Il semblerait en outre que les prévisions d’inflation prennent racine. Les contrats d’échange («swap») sur l’inflation à cinq ans attendue dans cinq ans sont passés de 2,53% en moyenne en janvier à 2,72% en octobre. Par ailleurs, l'indice de confiance des consommateurs de l'Université du Michigan a également démontré que les attentes d’inflation des ménages à un an, et celles à cinq à dix ans, ont rebondi depuis septembre, passant respectivement de 3,2% à 4,5% et de 2,8% à 3,2%.

De plus, l’augmentation des salaires demeure gênante pour la Fed. La Fed d'Atlanta assure un suivi de la croissance globale des salaires en utilisant des microdonnées sur les salaires horaires médians issus de la «Current Population Survey». A la fin du mois d’octobre, cet indicateur indiquait une hausse des salaires de 5,2% en g.a.
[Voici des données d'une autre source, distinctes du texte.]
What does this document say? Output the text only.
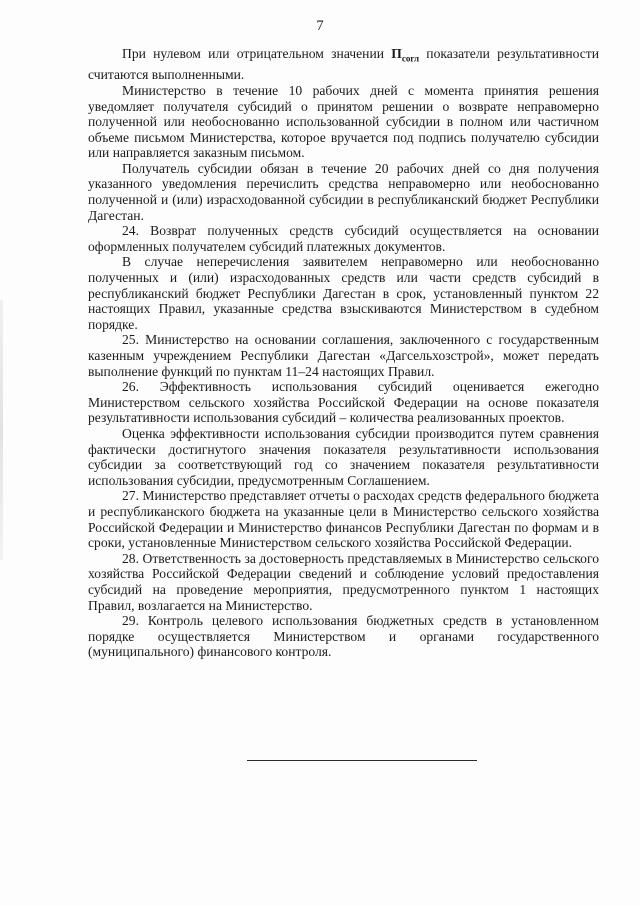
7

При нулевом или отрицательном значении $П_{согл}$ показатели результативности считаются выполненными.

Министерство в течение 10 рабочих дней с момента принятия решения уведомляет получателя субсидий о принятом решении о возврате неправомерно полученной или необоснованно использованной субсидии в полном или частичном объеме письмом Министерства, которое вручается под подпись получателю субсидии или направляется заказным письмом.

Получатель субсидии обязан в течение 20 рабочих дней со дня получения указанного уведомления перечислить средства неправомерно или необоснованно полученной и (или) израсходованной субсидии в республиканский бюджет Республики Дагестан.

24. Возврат полученных средств субсидий осуществляется на основании оформленных получателем субсидий платежных документов.

В случае неперечисления заявителем неправомерно или необоснованно полученных и (или) израсходованных средств или части средств субсидий в республиканский бюджет Республики Дагестан в срок, установленный пунктом 22 настоящих Правил, указанные средства взыскиваются Министерством в судебном порядке.

25. Министерство на основании соглашения, заключенного с государственным казенным учреждением Республики Дагестан «Дагсельхозстрой», может передать выполнение функций по пунктам 11–24 настоящих Правил.

26. Эффективность использования субсидий оценивается ежегодно Министерством сельского хозяйства Российской Федерации на основе показателя результативности использования субсидий – количества реализованных проектов.

Оценка эффективности использования субсидии производится путем сравнения фактически достигнутого значения показателя результативности использования субсидии за соответствующий год со значением показателя результативности использования субсидии, предусмотренным Соглашением.

27. Министерство представляет отчеты о расходах средств федерального бюджета и республиканского бюджета на указанные цели в Министерство сельского хозяйства Российской Федерации и Министерство финансов Республики Дагестан по формам и в сроки, установленные Министерством сельского хозяйства Российской Федерации.

28. Ответственность за достоверность представляемых в Министерство сельского хозяйства Российской Федерации сведений и соблюдение условий предоставления субсидий на проведение мероприятия, предусмотренного пунктом 1 настоящих Правил, возлагается на Министерство.

29. Контроль целевого использования бюджетных средств в установленном порядке осуществляется Министерством и органами государственного (муниципального) финансового контроля.
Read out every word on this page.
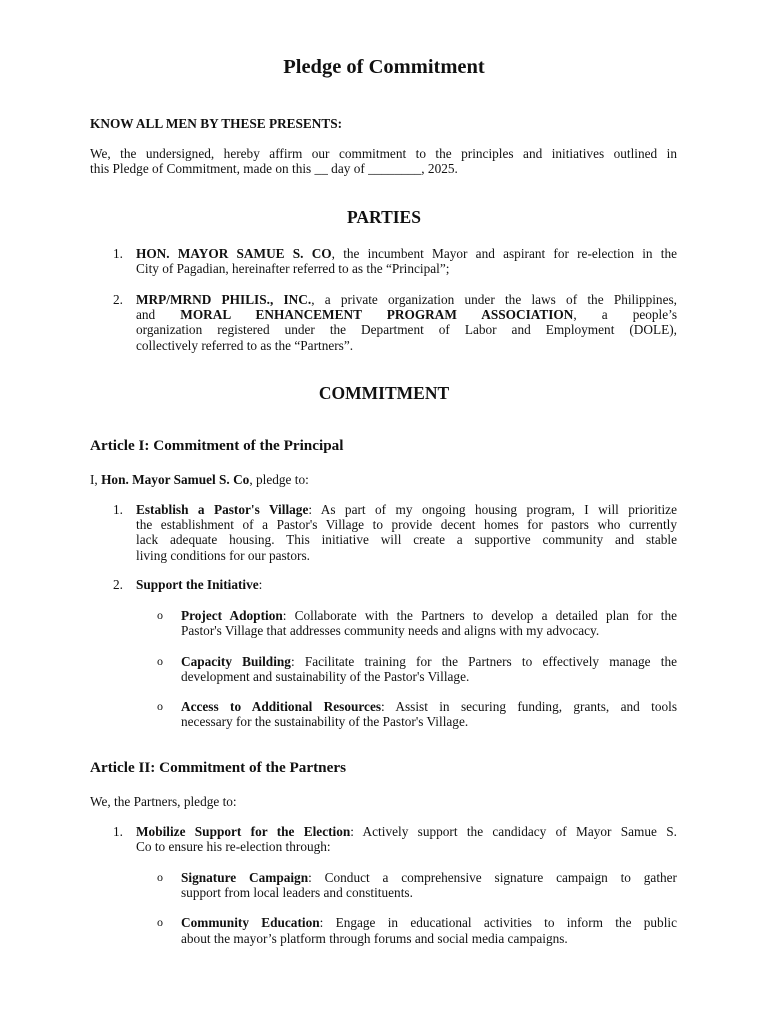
Pledge of Commitment
KNOW ALL MEN BY THESE PRESENTS:
We, the undersigned, hereby affirm our commitment to the principles and initiatives outlined in
this Pledge of Commitment, made on this __ day of ________, 2025.
PARTIES
1. HON. MAYOR SAMUE S. CO, the incumbent Mayor and aspirant for re-election in the
City of Pagadian, hereinafter referred to as the “Principal”;
2. MRP/MRND PHILIS., INC., a private organization under the laws of the Philippines,
and MORAL ENHANCEMENT PROGRAM ASSOCIATION, a people’s
organization registered under the Department of Labor and Employment (DOLE),
collectively referred to as the “Partners”.
COMMITMENT
Article I: Commitment of the Principal
I, Hon. Mayor Samuel S. Co, pledge to:
1. Establish a Pastor's Village: As part of my ongoing housing program, I will prioritize
the establishment of a Pastor's Village to provide decent homes for pastors who currently
lack adequate housing. This initiative will create a supportive community and stable
living conditions for our pastors.
2. Support the Initiative:
o	Project Adoption: Collaborate with the Partners to develop a detailed plan for the
Pastor's Village that addresses community needs and aligns with my advocacy.
o	Capacity Building: Facilitate training for the Partners to effectively manage the
development and sustainability of the Pastor's Village.
o	Access to Additional Resources: Assist in securing funding, grants, and tools
necessary for the sustainability of the Pastor's Village.
Article II: Commitment of the Partners
We, the Partners, pledge to:
1. Mobilize Support for the Election: Actively support the candidacy of Mayor Samue S.
Co to ensure his re-election through:
o	Signature Campaign: Conduct a comprehensive signature campaign to gather
support from local leaders and constituents.
o	Community Education: Engage in educational activities to inform the public
about the mayor’s platform through forums and social media campaigns.
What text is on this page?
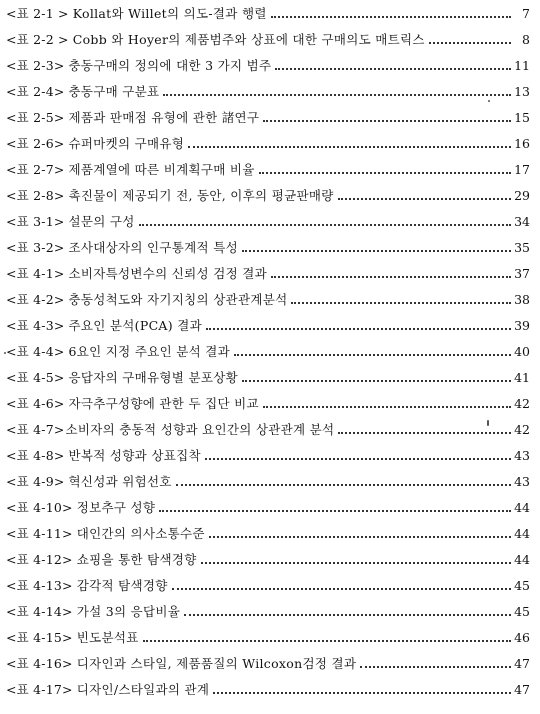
<표 2-1 > Kollat와 Willet의 의도-결과 행렬	7
<표 2-2 > Cobb 와 Hoyer의 제품범주와 상표에 대한 구매의도 매트릭스	8
<표 2-3> 충동구매의 정의에 대한 3 가지 범주	11
<표 2-4> 충동구매 구분표	13
<표 2-5> 제품과 판매점 유형에 관한 諸연구	15
<표 2-6> 슈퍼마켓의 구매유형	16
<표 2-7> 제품계열에 따른 비계획구매 비율	17
<표 2-8> 촉진물이 제공되기 전, 동안, 이후의 평균판매량	29
<표 3-1> 설문의 구성	34
<표 3-2> 조사대상자의 인구통계적 특성	35
<표 4-1> 소비자특성변수의 신뢰성 검정 결과	37
<표 4-2> 충동성척도와 자기지칭의 상관관계분석	38
<표 4-3> 주요인 분석(PCA) 결과	39
<표 4-4> 6요인 지정 주요인 분석 결과	40
<표 4-5> 응답자의 구매유형별 분포상황	41
<표 4-6> 자극추구성향에 관한 두 집단 비교	42
<표 4-7> 소비자의 충동적 성향과 요인간의 상관관계 분석	42
<표 4-8> 반복적 성향과 상표집착	43
<표 4-9> 혁신성과 위험선호	43
<표 4-10> 정보추구 성향	44
<표 4-11> 대인간의 의사소통수준	44
<표 4-12> 쇼핑을 통한 탐색경향	44
<표 4-13> 감각적 탐색경향	45
<표 4-14> 가설 3의 응답비율	45
<표 4-15> 빈도분석표	46
<표 4-16> 디자인과 스타일, 제품품질의 Wilcoxon검정 결과	47
<표 4-17> 디자인/스타일과의 관계	47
Bien que ce chiffre soit en baisse par rapport à l’été 2022, qui a vu un sommet à 6,7%, il reste bien au-delà des moyennes de 4% des années 2000, et de 2,7% dans les années 2010.

En conclusion

Selon le calculateur de probabilité de Bloomberg, les prévisions des traders en faveur d’une dernière hausse de taux pour ce cycle se sont effondrées. Avant la dernière réunion de la Fed, le 1er novembre, ils estimaient à 42% la probabilité d'une hausse des taux d'ici à janvier prochain. La semaine dernière, ce chiffre était descendu à 2%.

Il convient également de relativiser la portée d’un IPC mensuel seulement inférieur de -0,1 pp par rapport aux prévisions du consensus. En outre, la croissance des salaires continuera d’exercer une pression sur les marges des entreprises, qu'elles pourraient tenter de compenser par des augmentations de prix. Par ailleurs, les prévisions des consommateurs en matière d'inflation longue durée s’ancrent. Sans compter que l'impact de la nouveauté statistique de lissage des coûts de l'assurance médicale s’effacera des prochains rapports mensuels. En définitive, la désinflation sans récession attendue par beaucoup pourrait n’être qu’un mirage.